Why do GCN Architecture chips tend to use more power than comparable Pascal/Maxwell Chips?

Discussion in 'Architecture and Products' started by Genotypical, Dec 21, 2017.

  1. Genotypical

    Newcomer

    Joined:
    Sep 25, 2015
    Messages:
    38
    Likes Received:
    11
    I figure some here would have good ideas on this. One reason I suspect is the difference in scheduling. I usually link people to this article

    https://www.anandtech.com/show/5699/nvidia-geforce-gtx-680-review/3

    I assume later Nvidia architectures continued and improved on this. Things weren't as great with Kepler so I left it out of the title, but it started there. As long as just this one difference remains its very unlikely consumption numbers will match at the same or similar manufacturing node, right? are there other factors?
     
  2. silent_guy

    Veteran Subscriber

    Joined:
    Mar 7, 2006
    Messages:
    3,754
    Likes Received:
    1,379
    You have a chip with 3072 or 4096 FP32 FMAs, tons of texture units, and ROPs, large register files and caches.

    They take up the vast majority of die size and have wires and transistors that are toggling all the time.

    Yet the first thing that comes to mind about what makes the most difference in power consumption is ... scheduling.
     
    orangpelupa and Bob like this.
  3. Grall

    Grall Invisible Member
    Legend

    Joined:
    Apr 14, 2002
    Messages:
    10,801
    Likes Received:
    2,171
    Location:
    La-la land
    From what I seem to recall, those statements are mostly a misinterpretation, and besides, "scheduling" would not make up a very large portion of the GPU energy budget anyhow. Certainly not the 50-100W variations in power that can be seen in recent comparable AMD/NV GPU generations.

    As a clueless layperson, I suspect it's largely down to differences in R&D budgets, probably also a difference in quality and experience of the engineers involved as well... :p
     
  4. 3dilettante

    Legend Alpha

    Joined:
    Sep 15, 2003
    Messages:
    8,119
    Likes Received:
    2,864
    Location:
    Well within 3d
    That appears to have been a conflation of two very different levels of scheduling.
    GCN's instruction scheduling is arguably even more simplistic than Nvidia's.
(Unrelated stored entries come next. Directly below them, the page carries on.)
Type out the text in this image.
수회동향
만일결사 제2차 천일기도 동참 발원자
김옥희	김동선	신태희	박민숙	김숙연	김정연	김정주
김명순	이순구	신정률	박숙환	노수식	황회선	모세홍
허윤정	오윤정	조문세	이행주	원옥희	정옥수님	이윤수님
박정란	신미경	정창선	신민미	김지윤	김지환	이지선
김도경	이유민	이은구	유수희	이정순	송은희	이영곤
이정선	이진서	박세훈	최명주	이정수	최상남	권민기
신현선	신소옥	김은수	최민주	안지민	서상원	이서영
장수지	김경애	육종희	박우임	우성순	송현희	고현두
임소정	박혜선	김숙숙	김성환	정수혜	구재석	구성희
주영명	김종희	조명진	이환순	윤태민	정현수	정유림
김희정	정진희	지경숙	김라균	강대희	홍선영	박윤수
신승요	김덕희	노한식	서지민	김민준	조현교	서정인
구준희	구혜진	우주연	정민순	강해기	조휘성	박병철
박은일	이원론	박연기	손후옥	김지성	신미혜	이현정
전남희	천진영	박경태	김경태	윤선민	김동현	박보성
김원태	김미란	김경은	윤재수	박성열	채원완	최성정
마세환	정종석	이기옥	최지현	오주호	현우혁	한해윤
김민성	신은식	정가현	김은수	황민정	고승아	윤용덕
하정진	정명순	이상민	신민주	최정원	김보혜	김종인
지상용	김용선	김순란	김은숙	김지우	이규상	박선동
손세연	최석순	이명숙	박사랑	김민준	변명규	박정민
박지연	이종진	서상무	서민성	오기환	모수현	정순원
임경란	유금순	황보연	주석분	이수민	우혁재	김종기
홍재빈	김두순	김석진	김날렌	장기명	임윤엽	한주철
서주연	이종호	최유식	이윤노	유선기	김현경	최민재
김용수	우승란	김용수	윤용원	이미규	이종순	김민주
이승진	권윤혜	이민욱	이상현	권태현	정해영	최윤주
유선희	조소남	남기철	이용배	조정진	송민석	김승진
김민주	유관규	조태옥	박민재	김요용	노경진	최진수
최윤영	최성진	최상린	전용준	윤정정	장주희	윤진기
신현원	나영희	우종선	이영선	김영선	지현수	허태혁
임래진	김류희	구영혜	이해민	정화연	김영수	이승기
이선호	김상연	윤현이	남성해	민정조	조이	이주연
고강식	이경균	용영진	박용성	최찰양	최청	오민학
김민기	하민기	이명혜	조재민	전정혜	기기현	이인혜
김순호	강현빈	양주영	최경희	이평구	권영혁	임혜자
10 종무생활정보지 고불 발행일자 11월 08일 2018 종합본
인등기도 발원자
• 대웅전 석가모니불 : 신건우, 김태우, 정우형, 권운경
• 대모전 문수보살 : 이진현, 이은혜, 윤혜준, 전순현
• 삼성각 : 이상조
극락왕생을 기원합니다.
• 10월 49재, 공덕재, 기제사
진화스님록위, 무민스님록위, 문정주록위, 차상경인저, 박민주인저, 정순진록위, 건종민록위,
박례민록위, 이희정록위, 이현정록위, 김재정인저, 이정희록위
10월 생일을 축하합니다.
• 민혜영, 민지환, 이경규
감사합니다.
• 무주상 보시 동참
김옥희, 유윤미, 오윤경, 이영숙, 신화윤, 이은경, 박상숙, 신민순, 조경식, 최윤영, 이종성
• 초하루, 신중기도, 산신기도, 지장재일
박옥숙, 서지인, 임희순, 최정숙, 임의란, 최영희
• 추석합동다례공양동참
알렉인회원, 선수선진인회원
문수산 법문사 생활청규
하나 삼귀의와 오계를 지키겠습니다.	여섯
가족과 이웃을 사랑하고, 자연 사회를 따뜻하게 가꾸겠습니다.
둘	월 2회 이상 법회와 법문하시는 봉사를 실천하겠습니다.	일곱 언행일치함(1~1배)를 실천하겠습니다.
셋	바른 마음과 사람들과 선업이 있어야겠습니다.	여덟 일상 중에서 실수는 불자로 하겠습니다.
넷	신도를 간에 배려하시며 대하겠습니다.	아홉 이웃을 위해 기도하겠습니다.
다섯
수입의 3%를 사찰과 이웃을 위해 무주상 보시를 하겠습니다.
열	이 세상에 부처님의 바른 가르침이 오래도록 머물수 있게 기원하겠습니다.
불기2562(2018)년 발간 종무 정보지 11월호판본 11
ALU latency doesn't even need specific code annotation since GCN has its outright 4-cycle cadence, and there are multiple operation classes with variable latency that have simple counters rather than Nvidia's reduced set of scoreboards.
    Going just by that, I think the impression would have been that Nvidia would have consumed more power.
     
  5. ToTTenTranz

    Legend Veteran Subscriber

    Joined:
    Jul 7, 2008
    Messages:
    9,780
    Likes Received:
    4,431
    Simplest answer is huge disparity in R&D budget that allows nvidia to spend a lot more man-hours on optimization as well as hiring and/or poaching the brighter minds that come up, and AMD being stuck to GlobalFoundries who provides a cheaper-per-mm^2 but significantly less power-efficient process than TSMC.
     
  6. CarstenS

    Veteran Subscriber

    Joined:
    May 31, 2002
    Messages:
    4,796
    Likes Received:
    2,054
    Location:
    Germany
    Not only that, but as you recall in Fermi there was hardware scoreboarding involved in latency tracking. If memory serves right, that piece of hardware was it specifically what Nvidia referred to in this context.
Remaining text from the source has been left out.